1 April 2011. I’m trying to beat a self-imposed but important deadline with The Proteant Enigmass. A few people have said they’d like to see the working ms., but I’m waiting till I get to a certain point in the story so they can get a better sense of what I’m trying to do. And I’d really, really like to do that before Tuesday’s operation. (As it stands, no one has seen any part of this thing, and I need to know soon how much of a fool’s errand I’ve been on, maybe leaving enough time in this life to go back to writing something more conventional. Perhaps an account of my gradual revision and, possibly, eventual erosion by way of minor surgical procedures.

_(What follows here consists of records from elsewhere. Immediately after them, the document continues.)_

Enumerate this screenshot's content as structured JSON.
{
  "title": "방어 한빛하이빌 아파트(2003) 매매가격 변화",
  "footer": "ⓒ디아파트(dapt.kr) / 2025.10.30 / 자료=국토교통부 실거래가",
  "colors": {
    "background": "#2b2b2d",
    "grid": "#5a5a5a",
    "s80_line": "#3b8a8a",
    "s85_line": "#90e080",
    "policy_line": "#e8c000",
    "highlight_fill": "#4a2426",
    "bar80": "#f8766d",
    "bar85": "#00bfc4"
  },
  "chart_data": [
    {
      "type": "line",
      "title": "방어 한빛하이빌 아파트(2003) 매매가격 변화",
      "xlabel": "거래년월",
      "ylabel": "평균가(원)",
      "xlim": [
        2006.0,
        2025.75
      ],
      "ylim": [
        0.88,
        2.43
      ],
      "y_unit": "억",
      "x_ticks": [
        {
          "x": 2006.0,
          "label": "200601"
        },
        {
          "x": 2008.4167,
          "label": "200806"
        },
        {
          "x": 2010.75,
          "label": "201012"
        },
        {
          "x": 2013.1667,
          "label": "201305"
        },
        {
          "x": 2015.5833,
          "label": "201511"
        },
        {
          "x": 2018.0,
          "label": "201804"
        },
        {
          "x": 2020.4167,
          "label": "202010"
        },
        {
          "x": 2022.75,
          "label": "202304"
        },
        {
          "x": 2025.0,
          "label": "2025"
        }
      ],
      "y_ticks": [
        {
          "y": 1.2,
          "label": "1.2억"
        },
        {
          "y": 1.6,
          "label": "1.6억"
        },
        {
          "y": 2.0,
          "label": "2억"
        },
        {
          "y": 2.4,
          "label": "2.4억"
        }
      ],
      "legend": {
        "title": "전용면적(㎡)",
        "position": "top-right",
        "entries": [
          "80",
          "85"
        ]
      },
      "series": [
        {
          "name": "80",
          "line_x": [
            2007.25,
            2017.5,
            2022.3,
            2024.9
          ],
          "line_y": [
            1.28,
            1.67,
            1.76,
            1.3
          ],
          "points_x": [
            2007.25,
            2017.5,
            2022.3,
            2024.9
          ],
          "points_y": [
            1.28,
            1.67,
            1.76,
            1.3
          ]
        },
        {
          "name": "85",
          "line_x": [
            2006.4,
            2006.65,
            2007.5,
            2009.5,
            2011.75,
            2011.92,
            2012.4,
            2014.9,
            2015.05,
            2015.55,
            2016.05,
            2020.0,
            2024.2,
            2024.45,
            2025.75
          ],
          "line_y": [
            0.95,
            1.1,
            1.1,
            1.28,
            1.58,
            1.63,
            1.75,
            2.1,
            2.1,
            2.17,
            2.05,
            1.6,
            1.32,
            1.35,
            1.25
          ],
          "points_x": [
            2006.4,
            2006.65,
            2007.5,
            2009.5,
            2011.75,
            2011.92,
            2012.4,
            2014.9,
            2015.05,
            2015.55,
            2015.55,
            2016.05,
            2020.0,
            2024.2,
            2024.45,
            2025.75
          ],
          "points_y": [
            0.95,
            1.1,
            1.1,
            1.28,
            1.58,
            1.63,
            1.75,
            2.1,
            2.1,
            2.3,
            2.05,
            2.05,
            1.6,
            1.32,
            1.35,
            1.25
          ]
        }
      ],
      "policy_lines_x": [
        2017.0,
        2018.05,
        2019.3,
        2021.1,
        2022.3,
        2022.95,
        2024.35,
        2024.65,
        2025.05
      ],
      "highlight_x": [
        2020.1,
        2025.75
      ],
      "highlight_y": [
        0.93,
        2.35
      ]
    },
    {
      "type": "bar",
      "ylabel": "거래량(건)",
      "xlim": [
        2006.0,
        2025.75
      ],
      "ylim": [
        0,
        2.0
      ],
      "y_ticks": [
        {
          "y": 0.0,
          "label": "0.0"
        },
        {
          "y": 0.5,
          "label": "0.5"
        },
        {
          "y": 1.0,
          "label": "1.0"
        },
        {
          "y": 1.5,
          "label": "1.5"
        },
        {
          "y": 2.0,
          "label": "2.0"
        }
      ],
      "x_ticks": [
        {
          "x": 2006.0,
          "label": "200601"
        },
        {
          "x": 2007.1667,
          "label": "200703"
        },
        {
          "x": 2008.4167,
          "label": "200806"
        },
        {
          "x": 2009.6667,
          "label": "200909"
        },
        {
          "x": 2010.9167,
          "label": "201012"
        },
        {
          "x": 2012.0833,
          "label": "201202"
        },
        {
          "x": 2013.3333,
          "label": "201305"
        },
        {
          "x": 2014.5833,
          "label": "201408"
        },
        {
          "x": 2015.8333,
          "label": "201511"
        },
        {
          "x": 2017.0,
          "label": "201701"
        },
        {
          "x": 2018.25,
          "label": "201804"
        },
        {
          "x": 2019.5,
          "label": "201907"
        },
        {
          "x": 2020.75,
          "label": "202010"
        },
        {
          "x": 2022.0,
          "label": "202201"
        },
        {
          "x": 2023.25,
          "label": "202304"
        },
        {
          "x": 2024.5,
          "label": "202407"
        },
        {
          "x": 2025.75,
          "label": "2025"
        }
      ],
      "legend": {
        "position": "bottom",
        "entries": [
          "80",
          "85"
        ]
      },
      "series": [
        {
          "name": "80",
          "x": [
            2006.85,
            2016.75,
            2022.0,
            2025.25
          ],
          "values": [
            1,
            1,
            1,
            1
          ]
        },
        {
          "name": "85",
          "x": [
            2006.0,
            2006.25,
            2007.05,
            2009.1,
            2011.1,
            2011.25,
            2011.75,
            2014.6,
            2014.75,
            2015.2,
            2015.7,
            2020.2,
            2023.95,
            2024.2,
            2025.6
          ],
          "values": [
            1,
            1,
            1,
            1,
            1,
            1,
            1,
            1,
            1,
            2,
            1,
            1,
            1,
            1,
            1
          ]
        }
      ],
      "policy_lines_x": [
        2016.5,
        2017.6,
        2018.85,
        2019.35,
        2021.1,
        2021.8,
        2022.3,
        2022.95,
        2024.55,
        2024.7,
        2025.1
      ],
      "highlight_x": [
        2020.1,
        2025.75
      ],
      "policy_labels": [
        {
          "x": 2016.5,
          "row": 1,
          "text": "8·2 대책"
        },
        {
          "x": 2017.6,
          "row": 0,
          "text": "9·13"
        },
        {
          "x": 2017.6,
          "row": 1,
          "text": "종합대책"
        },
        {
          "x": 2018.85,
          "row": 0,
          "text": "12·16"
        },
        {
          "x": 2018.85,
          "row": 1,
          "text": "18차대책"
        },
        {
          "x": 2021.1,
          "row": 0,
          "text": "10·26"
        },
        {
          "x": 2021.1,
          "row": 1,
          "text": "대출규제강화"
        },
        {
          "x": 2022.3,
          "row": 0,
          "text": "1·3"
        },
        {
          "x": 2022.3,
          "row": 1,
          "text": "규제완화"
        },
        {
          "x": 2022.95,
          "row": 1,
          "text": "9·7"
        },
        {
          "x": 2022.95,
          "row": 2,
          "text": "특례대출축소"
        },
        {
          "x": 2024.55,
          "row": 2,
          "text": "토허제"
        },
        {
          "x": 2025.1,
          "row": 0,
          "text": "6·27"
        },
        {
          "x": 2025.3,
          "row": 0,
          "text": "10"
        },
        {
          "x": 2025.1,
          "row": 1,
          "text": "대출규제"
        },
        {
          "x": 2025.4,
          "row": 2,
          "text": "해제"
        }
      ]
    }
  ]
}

7 April 2011. I’m amazed at what modern surgery is capable of. Two days ago I had an operation for a ventral hernia, where the surgeon installed a roughly 25x20cm patch of synthetic mesh between my innermost abdominal muscles and my internal organs. He did this thing arthroscopically (laparoscopically, to be more precise), using a fiberoptic video camera, a sonic scalpel, a wee gripper on a stick, and a cross between a riveter and a staple gun to tack the patch to the muscles with spiral bits of titanium. The surgical procedure itself took about 10 minutes; another 50 minutes were spent in trying to insert the patch, which the doc said was unusually large, and which they had to keep re-rolling and trying to poke into place.
I have a brilliant CD of the internal scenes in magnificently gory color with my small intestines and some other stuff providing scenic background. Who knew these things could be such fun. (I’ve decided to deny visitors the pleasure of viewing this film, instead including a way-less dramatic image from the Web.)
I asked why they couldn’t use Mylar for the patch, thereby rendering me more invulnerable than I am to knife wounds and suchlike. If ever I give up the writing game, I may cross over into medical engineering.
Anyway, they sent me home yesterday and, today, I’m sitting quite comfortably at my computer, pretending to work. In six weeks, I’m told, I can go back to cross-his-heart-and-hope-to-die full-on living, including whatever practices it may have been that gave me the hernia in the first place.
I’m sort of hoping, though, that this is the last episode for some time to come in the ongoing saga of my surgical revision.
Almost put me off my breakfast before you said it wasn’t YOUR small intestine.
Still, one would like to see the video, see what you’re really like INside…
Put it up, eh… Who’s with me?
Back to some enjoyable reading…PENIG rools, OK!
I think I’ll wait for the results of your poll before I post the video. 🙂
By the way, that’s the first feedback on PENIG that I’ve had. Does it really read?
Cheers
They should have made the mesh out of kevlar, just in case anybody tries to shoot you.
That’s what I told the surgeon. He said stick to writing; he foresaw no future in medical engineering for me. (I’d also suggested we circumvent the wildly expensive, state-of-the-art synthetic mesh he preferred, which bonds to the muscles on one side but doesn’t stick to the internal organs on the other, by using the older mesh and simply spraying its inner side with Teflon. Again, he told me to go piss up a rope, or words to that effect. Visionaries are often unrecognized in their own time, eh?)